Dreams - I realised I should believe them. Some days before I had a nightmare - heard some people fighting, tried to run to them, but could not move. And the next night in a nightmare I saw this guy in hospital. I thought it is just the result of being nervous, depressed and taking sleeping pills. I was too stupid not to warn him. Anyway, nobody listens to me when I tell them I've had a bad dream about them, and that they should be careful. And when something happens... "Orchid, you were right... How did you know?" I made sure I should believe dreams after I had a nightmare about Dennis, and then he told me about his "3rd b-day".
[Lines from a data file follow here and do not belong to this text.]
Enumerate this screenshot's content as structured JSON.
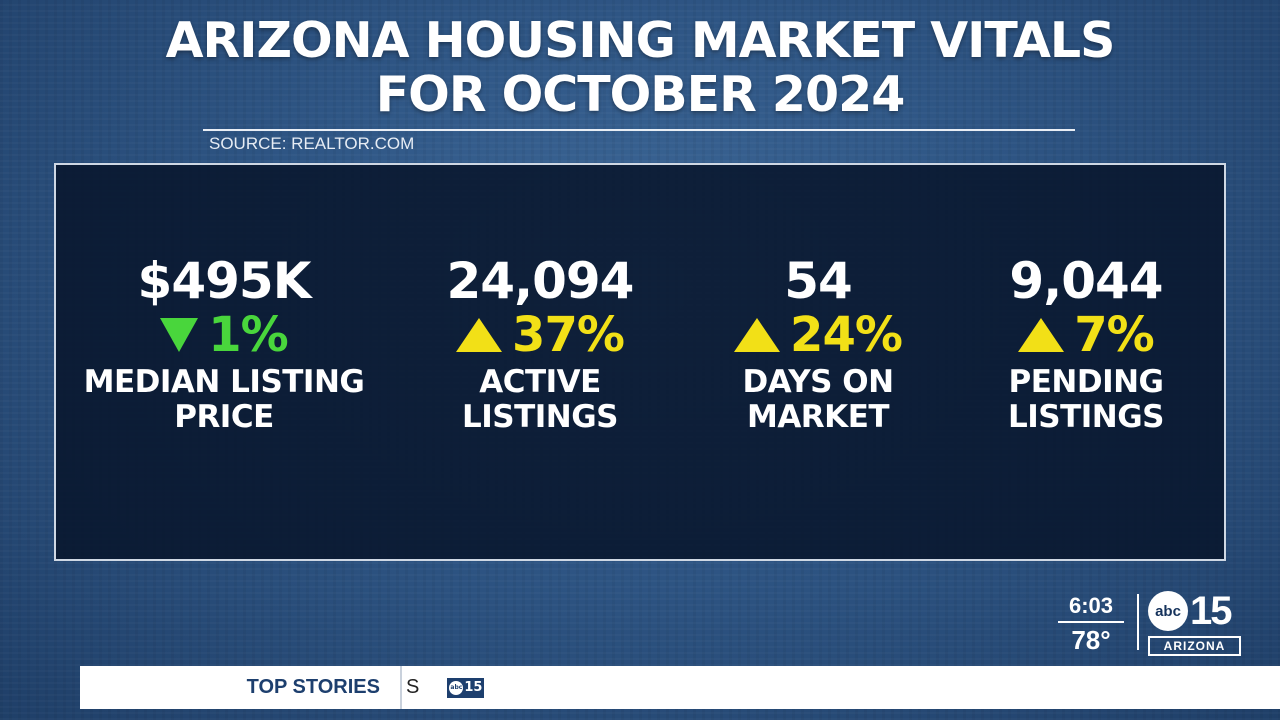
{
  "title": {
    "line1": "ARIZONA HOUSING MARKET VITALS",
    "line2": "FOR OCTOBER 2024"
  },
  "source": "SOURCE: REALTOR.COM",
  "stats": [
    {
      "value": "$495K",
      "change": "1%",
      "direction": "down",
      "color": "#49d63c",
      "label_line1": "MEDIAN LISTING",
      "label_line2": "PRICE"
    },
    {
      "value": "24,094",
      "change": "37%",
      "direction": "up",
      "color": "#f2e017",
      "label_line1": "ACTIVE",
      "label_line2": "LISTINGS"
    },
    {
      "value": "54",
      "change": "24%",
      "direction": "up",
      "color": "#f2e017",
      "label_line1": "DAYS ON",
      "label_line2": "MARKET"
    },
    {
      "value": "9,044",
      "change": "7%",
      "direction": "up",
      "color": "#f2e017",
      "label_line1": "PENDING",
      "label_line2": "LISTINGS"
    }
  ],
  "clock": {
    "time": "6:03",
    "temperature": "78°"
  },
  "station": {
    "network": "abc",
    "channel": "15",
    "state": "ARIZONA"
  },
  "ticker": {
    "label": "TOP STORIES",
    "text": "S"
  }
}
Now I realised I had entered another person's territory. The young beauty's one. An old whore has dared... How would I feel if I could have a bf, and some ugly bitch did it with him, something I let myself do today? I didn't have the right of even touching his hand... But he has some influence, simply cannot resist. A painkilling bite?
I will disappear, as I always do with all friends who meet girlfriends. But I am always there if help is needed. I was with him today, I hope I'll come tomorrow as well. But I'll be gone after he gets better. Despite he begs me not to stop communication and to stay close friends. I will be his friend forever - yes, another bug of mine. If I once called someone a friend - it stays forever. I will be his friend. Just a dead one. Communication will be cut as soon as he's home. What, do I have too little problems to gin another one like having a feeling? No, thanks, I don't need that.

I worry about him, and hope he will feel better tomorrow. I want to visit him again just to be around. I know it is stupid, but... I wish I could relieve his pain, take a part of it on myself or something, so that it wouldn't hurt that much to him. He holds on, doesn't show anything, but I see that in his eyes.